I've always advocated ever-expanding one's circle of friends. I remember someone saying something like "one should make a new friendship every year." Ang strict ng requirement! My pink world of friendships "exploded" with the internet, primarily because of my blogging. So suddenly, I count many more people as 'friends', many of them raiders and fabcast listeners.
It came as a surprise to hear a friend of mine, from the non-online golden days mention that at as age advances, one should actually be pruning, not expanding, one's list of friends. At a certain point, you already know what kind of people you'd like to hang out with, what your interests are.
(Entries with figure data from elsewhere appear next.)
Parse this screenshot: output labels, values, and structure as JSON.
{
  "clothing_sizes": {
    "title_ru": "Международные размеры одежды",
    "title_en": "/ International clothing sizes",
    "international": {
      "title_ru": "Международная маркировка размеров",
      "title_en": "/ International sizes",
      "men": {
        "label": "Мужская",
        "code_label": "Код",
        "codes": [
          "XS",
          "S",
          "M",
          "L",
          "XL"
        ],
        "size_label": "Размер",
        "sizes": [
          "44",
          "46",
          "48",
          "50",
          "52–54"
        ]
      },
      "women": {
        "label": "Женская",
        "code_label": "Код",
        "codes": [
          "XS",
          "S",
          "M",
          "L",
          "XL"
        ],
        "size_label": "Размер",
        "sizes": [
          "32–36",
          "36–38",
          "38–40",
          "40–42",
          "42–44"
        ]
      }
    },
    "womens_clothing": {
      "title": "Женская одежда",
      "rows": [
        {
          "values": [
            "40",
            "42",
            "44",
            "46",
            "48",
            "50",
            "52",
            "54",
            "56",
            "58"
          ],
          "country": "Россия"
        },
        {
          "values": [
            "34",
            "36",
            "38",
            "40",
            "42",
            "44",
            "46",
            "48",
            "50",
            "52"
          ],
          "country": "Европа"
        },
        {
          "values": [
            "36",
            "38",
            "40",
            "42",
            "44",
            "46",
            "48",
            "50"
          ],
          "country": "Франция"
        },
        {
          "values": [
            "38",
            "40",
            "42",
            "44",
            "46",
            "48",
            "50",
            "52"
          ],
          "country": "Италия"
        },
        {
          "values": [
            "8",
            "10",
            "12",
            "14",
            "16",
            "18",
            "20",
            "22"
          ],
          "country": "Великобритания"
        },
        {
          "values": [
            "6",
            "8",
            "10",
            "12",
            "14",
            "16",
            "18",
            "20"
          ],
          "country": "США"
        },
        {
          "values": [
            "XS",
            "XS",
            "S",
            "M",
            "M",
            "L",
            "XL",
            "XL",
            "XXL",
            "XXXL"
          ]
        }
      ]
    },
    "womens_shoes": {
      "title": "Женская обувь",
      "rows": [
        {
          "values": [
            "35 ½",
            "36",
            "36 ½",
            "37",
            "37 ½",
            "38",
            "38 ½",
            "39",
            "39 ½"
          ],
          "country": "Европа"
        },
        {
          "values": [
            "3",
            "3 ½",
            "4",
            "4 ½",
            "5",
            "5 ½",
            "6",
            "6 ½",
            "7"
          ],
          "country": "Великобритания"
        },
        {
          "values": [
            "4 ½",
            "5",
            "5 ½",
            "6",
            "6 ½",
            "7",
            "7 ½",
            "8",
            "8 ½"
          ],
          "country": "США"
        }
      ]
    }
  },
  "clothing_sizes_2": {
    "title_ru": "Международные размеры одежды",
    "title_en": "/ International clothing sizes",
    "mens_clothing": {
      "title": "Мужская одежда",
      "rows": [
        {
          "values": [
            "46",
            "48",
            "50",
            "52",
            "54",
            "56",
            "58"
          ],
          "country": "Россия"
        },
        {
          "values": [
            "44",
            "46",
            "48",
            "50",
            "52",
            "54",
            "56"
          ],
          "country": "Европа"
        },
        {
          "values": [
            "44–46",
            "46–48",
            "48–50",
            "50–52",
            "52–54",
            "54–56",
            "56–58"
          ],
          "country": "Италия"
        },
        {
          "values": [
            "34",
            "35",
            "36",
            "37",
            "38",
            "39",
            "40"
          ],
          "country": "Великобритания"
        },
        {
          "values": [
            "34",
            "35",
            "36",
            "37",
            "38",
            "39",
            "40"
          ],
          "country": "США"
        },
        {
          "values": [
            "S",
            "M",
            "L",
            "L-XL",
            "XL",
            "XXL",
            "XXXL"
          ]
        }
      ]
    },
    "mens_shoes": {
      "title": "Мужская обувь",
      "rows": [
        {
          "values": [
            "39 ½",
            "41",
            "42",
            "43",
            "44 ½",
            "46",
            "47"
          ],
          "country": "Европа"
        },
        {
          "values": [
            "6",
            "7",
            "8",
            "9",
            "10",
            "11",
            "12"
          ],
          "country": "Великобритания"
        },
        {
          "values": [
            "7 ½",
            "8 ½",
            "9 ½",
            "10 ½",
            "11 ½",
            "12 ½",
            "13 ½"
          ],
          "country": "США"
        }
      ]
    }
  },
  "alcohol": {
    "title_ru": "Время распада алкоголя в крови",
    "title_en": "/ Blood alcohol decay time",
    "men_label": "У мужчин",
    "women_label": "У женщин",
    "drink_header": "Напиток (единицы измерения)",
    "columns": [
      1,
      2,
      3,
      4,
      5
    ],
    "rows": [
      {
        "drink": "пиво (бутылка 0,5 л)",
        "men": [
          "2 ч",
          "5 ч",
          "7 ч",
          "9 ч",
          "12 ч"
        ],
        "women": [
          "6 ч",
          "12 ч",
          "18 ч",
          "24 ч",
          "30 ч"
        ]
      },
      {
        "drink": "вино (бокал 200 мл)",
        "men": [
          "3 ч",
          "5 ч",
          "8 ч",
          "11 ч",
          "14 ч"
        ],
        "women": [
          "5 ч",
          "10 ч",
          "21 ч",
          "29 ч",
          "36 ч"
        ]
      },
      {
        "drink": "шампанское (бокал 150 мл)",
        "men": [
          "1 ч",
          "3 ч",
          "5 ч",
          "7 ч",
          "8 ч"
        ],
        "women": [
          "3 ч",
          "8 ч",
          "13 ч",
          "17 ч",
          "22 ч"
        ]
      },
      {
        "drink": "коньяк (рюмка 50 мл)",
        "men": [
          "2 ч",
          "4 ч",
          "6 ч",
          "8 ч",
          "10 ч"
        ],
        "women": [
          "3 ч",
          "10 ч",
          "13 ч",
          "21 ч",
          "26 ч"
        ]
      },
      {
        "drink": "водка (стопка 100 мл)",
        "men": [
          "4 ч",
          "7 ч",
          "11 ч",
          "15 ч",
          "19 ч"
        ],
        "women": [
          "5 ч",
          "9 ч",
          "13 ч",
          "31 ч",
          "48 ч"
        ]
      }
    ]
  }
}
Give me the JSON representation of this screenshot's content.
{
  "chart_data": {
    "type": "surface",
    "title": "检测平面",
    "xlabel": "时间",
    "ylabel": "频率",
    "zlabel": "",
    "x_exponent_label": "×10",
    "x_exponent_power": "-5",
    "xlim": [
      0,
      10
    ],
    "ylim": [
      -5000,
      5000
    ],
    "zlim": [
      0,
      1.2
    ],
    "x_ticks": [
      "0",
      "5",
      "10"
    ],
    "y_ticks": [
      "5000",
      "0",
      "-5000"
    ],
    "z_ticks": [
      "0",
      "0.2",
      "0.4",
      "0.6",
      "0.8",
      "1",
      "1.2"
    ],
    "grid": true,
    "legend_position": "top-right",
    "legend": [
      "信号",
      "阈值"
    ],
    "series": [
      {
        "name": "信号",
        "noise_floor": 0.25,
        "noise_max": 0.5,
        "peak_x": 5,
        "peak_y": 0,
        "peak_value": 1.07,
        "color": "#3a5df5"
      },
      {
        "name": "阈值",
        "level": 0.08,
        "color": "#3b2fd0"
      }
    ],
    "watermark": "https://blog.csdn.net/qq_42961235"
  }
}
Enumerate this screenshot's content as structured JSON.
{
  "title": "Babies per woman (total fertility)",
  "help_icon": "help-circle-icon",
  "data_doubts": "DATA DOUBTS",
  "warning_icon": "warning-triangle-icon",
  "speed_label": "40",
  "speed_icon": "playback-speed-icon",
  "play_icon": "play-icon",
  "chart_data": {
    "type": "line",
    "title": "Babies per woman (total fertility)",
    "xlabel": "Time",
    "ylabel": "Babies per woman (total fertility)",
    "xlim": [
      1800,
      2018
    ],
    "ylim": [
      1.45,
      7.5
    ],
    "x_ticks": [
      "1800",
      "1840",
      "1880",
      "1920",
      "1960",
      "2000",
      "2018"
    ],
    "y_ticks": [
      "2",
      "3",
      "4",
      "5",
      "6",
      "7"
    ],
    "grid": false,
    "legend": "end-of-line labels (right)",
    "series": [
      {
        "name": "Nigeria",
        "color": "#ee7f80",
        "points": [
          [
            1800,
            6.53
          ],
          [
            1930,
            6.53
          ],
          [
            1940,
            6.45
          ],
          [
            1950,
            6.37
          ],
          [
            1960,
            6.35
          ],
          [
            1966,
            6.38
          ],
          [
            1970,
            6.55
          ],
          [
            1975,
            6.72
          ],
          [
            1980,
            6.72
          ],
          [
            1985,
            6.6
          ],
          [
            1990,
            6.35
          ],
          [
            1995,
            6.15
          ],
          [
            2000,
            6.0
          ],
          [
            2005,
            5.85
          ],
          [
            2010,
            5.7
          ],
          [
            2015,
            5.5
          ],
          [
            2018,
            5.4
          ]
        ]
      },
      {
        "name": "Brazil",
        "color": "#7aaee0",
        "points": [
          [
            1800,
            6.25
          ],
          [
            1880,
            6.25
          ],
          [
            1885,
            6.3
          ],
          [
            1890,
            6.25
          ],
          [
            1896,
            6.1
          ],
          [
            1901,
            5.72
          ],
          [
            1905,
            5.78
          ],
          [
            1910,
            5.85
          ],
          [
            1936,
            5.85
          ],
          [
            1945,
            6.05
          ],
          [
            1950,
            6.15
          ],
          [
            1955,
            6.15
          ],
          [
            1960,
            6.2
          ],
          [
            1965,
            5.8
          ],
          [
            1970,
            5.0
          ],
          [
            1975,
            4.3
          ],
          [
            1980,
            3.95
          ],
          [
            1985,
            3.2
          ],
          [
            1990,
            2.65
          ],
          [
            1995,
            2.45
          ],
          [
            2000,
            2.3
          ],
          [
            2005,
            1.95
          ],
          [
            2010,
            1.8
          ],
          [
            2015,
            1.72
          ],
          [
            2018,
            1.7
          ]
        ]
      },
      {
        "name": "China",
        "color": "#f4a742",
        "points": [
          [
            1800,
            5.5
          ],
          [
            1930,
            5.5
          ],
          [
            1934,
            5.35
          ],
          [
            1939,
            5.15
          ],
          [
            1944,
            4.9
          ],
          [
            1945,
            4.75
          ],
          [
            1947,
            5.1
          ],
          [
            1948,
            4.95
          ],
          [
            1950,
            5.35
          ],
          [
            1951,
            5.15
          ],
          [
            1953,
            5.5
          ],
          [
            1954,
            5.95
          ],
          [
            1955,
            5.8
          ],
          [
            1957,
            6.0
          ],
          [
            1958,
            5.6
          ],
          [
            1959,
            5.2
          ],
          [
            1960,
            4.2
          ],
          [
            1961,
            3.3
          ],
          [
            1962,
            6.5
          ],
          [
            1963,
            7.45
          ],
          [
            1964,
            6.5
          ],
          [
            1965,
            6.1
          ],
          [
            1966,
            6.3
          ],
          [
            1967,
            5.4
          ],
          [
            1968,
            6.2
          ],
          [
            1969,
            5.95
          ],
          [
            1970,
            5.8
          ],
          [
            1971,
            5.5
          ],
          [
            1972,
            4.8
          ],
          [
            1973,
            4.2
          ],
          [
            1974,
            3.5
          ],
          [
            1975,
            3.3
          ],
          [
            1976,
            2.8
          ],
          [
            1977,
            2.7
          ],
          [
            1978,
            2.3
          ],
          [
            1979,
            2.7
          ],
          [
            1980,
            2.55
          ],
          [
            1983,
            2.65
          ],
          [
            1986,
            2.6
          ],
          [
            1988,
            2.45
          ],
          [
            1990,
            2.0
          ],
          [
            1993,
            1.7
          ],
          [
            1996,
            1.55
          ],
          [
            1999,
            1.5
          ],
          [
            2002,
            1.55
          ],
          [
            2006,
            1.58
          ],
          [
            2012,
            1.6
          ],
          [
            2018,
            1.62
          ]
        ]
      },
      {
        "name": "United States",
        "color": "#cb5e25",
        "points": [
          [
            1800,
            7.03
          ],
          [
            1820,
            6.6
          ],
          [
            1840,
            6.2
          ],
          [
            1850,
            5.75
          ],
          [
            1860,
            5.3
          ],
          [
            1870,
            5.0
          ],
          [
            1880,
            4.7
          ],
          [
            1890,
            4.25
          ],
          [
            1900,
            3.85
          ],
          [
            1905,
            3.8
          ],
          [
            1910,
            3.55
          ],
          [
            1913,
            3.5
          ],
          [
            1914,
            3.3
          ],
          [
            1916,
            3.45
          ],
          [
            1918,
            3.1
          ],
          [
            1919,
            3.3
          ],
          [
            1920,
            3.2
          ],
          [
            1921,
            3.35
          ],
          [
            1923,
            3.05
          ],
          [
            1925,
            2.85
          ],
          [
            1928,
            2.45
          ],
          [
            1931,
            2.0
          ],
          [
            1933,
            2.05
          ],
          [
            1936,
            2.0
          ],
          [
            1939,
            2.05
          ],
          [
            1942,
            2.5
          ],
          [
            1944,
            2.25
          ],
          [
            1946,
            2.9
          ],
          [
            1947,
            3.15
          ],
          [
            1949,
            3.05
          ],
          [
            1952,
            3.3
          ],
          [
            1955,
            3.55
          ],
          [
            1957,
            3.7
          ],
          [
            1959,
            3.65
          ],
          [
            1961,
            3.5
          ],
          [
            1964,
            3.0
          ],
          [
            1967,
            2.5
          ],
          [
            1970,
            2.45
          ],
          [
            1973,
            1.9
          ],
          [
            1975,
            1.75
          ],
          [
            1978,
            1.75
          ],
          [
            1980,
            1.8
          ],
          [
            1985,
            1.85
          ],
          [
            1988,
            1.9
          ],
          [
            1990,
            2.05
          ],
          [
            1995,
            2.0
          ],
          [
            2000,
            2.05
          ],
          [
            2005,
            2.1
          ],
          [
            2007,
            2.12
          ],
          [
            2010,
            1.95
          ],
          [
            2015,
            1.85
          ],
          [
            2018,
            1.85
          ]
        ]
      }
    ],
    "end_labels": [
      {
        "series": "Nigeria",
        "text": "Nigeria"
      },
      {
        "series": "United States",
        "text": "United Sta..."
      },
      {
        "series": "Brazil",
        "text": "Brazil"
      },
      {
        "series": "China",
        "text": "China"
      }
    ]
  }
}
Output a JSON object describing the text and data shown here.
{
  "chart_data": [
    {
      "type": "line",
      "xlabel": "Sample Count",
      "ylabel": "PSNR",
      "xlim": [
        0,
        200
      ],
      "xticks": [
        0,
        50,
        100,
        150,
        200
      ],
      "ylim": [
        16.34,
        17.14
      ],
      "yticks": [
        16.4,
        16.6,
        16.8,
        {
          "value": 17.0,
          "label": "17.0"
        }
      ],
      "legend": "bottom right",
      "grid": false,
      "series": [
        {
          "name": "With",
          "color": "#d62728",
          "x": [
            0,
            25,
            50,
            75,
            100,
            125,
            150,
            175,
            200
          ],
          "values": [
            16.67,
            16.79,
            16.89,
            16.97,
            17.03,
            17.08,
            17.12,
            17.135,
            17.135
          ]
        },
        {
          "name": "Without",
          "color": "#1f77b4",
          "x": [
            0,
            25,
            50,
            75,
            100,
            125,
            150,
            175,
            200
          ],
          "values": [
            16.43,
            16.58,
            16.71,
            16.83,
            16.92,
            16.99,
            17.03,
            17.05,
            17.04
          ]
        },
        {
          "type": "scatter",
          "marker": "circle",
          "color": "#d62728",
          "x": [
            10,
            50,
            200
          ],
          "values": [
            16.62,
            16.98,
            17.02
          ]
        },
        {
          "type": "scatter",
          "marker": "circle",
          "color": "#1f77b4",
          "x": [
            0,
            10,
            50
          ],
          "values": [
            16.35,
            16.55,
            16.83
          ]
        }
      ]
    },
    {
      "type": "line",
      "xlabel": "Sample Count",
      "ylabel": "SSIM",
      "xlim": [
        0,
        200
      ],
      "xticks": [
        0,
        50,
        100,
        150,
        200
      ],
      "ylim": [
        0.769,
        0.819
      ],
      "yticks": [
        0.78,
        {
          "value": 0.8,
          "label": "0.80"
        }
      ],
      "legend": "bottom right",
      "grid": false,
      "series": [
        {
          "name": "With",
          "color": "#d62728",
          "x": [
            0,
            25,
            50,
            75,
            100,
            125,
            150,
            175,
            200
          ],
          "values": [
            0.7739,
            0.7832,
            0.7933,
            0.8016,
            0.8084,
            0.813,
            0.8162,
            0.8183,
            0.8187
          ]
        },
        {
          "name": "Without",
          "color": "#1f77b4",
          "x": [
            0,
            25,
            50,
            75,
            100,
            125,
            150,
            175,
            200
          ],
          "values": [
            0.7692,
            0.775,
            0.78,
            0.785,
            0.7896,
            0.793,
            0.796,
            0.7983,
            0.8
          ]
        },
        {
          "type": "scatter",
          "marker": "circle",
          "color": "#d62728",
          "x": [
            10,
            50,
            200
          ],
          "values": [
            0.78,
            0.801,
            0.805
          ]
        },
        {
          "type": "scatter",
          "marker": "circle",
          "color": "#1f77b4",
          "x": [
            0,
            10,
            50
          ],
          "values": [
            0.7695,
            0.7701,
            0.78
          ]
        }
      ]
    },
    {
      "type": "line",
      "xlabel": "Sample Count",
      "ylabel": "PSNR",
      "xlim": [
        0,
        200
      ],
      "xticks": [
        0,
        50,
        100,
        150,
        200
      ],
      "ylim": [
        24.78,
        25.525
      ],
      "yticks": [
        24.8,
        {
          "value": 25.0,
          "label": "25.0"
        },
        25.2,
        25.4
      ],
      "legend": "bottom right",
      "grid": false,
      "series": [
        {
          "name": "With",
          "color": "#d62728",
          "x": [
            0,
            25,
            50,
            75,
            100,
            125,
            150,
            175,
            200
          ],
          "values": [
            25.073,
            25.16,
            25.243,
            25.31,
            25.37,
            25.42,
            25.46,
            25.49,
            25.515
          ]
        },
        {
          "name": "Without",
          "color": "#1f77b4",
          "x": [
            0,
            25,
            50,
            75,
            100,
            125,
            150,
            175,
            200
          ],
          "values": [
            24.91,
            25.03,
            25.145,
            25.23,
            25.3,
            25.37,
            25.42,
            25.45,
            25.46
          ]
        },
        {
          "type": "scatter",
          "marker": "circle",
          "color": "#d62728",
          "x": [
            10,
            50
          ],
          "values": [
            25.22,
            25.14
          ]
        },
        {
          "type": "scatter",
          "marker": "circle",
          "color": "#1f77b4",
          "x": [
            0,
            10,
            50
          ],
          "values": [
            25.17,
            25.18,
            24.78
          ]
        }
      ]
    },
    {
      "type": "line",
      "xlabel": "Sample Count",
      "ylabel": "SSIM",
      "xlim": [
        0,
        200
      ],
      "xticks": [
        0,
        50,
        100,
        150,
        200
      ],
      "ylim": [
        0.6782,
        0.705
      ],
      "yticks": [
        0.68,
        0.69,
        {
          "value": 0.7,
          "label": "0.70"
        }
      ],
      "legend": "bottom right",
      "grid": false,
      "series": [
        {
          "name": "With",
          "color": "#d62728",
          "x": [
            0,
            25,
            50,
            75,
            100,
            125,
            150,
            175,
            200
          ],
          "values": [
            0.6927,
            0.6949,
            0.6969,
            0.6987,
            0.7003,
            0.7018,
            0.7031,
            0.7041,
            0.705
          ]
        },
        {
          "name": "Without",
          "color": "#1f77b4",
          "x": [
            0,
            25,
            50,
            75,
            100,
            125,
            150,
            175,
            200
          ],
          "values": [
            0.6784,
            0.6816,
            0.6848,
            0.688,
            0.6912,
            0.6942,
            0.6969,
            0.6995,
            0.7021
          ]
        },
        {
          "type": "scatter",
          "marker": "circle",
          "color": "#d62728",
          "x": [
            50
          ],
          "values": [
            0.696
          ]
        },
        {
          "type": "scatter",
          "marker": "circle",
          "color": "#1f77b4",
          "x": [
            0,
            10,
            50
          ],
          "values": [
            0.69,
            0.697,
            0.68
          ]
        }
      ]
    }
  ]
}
And beyond that, you have already 'tested' your friendships through thick and thin, through sick and sin. You don't need new friends. You already have more than enough.
That got me thinking. Firstly, I wondered if this is really a matter of improving definitions and classifications: from acquaintances all the way to bff's. Have I simply been too loose with my definition of "friend"? Maybe I should reserve that title for those with whom I have really shared some of life's ups and downs.
I do have to admit that with some of my new-found friends, we have really yet to "try" the friendship through stormy weather. So maybe I should just re-classify them as "acquaintances"? Yet I know them a lot more than that.
My friend, of course, is also coming from the perspective of having the time and effort to nurture friendships as relationships. Do I really have the time to invest in developing all these friendships? Or would I be stretching myself too thin?
As I tried to argue that some of this new people I meet are very interesting, interesting enough to make me want to spend more time with them. And he shot that one by questioning my motivation. Am I really, truly interested in the person in pursuit of a friendship, or am I really flirting? Gulp.
Anyway, I ask you, dear raiders, what is your take on this?